The interim final rule to limit asylum proposed on November 8, 2018, by the Trump Administration is the latest attempt to shut American doors to people fleeing persecution and violence, Human Rights Watch said.
“US law is crystal clear that asylum seekers have the right to lodge asylum claims regardless of where they enter the country, and President Trump cannot change the law on a whim,” said Bill Frelick, Refugee Rights director at Human Rights Watch. “The US government should absolutely be encouraging the safe, orderly and efficient processing of asylum claims at ports of entry, but the way to do that is by providing sufficient resources to receive and process asylum seekers in a fair and humane manner.
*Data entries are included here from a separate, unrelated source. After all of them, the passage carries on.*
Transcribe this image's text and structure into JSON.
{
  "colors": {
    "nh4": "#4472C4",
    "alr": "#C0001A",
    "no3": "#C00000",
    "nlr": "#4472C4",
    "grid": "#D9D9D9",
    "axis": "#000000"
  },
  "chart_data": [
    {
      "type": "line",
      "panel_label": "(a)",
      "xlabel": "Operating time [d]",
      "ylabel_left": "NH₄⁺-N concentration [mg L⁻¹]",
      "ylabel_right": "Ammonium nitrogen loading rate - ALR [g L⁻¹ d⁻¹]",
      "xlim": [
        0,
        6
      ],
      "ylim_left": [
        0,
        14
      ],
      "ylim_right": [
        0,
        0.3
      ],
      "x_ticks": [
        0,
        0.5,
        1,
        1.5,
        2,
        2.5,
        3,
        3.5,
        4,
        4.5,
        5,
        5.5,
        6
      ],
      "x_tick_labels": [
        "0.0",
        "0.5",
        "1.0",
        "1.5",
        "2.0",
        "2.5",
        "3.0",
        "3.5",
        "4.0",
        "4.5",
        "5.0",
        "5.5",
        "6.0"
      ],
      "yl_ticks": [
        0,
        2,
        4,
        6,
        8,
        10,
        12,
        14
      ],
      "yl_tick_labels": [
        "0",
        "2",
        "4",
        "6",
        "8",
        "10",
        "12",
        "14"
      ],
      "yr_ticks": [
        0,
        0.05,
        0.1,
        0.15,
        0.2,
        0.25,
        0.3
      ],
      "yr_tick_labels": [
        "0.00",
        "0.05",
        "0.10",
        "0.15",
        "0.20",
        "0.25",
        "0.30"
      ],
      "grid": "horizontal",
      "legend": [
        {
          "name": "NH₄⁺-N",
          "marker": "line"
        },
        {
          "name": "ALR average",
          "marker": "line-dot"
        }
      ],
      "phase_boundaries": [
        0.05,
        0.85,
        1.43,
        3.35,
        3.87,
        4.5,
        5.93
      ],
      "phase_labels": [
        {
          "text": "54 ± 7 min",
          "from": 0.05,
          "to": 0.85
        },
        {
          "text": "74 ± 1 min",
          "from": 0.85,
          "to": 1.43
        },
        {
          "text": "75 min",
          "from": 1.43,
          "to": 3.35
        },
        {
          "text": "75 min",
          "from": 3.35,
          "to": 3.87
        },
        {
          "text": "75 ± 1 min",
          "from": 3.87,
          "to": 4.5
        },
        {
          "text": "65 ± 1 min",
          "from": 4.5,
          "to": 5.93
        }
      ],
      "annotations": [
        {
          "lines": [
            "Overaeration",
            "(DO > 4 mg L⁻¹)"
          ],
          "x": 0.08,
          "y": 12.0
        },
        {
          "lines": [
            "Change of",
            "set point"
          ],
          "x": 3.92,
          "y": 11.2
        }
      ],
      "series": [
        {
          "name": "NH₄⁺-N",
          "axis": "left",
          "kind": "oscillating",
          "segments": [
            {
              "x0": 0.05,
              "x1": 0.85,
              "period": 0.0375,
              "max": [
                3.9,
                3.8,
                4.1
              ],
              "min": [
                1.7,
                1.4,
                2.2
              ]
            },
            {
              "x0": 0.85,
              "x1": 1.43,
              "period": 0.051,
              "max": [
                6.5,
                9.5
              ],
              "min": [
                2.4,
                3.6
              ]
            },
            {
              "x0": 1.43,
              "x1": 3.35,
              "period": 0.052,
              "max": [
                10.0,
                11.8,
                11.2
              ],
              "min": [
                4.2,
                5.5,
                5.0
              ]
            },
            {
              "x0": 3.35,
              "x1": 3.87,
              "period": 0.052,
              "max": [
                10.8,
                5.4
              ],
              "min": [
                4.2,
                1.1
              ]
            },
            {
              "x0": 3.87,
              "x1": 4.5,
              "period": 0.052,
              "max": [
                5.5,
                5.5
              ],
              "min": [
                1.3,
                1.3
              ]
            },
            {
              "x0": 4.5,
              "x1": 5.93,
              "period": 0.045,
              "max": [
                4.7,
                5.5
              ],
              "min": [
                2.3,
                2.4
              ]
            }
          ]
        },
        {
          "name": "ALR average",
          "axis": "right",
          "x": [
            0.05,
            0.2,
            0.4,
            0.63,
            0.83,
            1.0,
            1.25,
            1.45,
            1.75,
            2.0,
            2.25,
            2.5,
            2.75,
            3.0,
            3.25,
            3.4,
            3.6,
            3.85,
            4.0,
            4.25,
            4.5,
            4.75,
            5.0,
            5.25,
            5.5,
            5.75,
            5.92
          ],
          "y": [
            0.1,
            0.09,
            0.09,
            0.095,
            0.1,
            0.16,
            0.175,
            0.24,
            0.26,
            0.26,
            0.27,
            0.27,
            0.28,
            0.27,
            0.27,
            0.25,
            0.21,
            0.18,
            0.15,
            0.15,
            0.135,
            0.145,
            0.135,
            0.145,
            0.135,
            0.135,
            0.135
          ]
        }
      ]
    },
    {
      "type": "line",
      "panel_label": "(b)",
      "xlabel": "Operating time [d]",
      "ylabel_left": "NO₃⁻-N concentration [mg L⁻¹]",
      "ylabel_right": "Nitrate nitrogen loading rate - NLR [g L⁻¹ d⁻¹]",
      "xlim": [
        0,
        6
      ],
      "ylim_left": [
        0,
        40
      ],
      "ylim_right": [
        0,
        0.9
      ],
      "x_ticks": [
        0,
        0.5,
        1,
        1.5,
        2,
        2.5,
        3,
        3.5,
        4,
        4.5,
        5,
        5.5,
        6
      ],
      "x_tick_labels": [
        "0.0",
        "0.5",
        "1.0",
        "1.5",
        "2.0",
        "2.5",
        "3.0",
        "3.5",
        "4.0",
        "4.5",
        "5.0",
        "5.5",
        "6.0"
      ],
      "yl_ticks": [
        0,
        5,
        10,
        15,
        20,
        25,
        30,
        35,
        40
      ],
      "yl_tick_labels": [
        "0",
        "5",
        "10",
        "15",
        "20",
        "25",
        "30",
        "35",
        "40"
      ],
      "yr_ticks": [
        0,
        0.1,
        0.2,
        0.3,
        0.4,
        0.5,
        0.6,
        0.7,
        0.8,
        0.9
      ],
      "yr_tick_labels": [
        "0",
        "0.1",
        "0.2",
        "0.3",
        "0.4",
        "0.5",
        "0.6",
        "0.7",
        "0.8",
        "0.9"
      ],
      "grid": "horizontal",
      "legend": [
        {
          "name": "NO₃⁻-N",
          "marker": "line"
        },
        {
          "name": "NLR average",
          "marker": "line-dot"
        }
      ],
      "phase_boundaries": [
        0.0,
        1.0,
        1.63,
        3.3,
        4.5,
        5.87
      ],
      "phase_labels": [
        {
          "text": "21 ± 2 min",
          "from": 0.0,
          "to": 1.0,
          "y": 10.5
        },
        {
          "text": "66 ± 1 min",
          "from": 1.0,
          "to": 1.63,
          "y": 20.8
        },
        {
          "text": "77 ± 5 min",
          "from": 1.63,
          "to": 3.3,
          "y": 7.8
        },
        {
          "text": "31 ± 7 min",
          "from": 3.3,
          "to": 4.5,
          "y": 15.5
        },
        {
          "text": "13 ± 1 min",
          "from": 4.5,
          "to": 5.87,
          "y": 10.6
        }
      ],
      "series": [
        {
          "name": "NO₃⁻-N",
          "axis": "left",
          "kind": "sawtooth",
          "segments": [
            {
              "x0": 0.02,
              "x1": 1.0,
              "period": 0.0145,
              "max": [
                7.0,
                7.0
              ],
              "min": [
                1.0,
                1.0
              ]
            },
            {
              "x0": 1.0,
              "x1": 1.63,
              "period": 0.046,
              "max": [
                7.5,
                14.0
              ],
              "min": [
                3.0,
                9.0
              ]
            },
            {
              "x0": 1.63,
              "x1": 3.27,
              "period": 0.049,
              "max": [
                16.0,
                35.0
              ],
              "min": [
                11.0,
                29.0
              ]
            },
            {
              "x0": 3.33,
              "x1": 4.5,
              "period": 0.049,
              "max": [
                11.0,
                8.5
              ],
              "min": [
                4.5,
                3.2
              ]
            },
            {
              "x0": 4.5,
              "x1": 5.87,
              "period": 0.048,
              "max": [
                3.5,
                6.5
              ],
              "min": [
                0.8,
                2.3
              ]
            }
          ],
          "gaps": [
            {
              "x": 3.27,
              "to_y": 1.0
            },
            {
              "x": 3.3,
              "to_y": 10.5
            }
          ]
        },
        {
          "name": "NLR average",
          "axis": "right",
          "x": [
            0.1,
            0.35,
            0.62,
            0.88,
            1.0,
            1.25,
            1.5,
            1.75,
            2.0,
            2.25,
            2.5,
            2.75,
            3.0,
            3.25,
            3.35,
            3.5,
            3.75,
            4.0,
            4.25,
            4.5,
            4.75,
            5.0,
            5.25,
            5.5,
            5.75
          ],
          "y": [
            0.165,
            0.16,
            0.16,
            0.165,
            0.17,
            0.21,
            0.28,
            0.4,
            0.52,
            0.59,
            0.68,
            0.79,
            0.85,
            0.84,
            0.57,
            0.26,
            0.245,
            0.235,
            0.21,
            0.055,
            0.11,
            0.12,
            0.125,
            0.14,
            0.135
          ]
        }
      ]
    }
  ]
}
Under current practice, border agents are repeatedly turning asylum-seekers away and telling them to come back another day.”
International refugee law says that asylum seekers have the right to lodge asylum claims irrespective of illegal entry or presence, which US asylum law affirms by saying, “any alien who is physically present in the United States or who arrives in the United States (whether or not at a designated port of arrival…) irrespective of such aliens status, may apply for asylum.”
The interim final rule asserts that the administration can effect these changes under its regulatory authority, but in fact the rule represents an unlawful attempt to change the letter of the statute by regulation. The Immigration and Nationality Act (INA 208(b)(2)(C)) unambiguously states that ineligibility grounds for asylum established by regulation must be “consistent with” section 208 of the INA, which explicitly says that aliens may lodge asylum claims “not at a designated port of entry.”
“This interim regulation is not only inconsistent with the letter of the law, but flatly contradicts it,” Frelick said.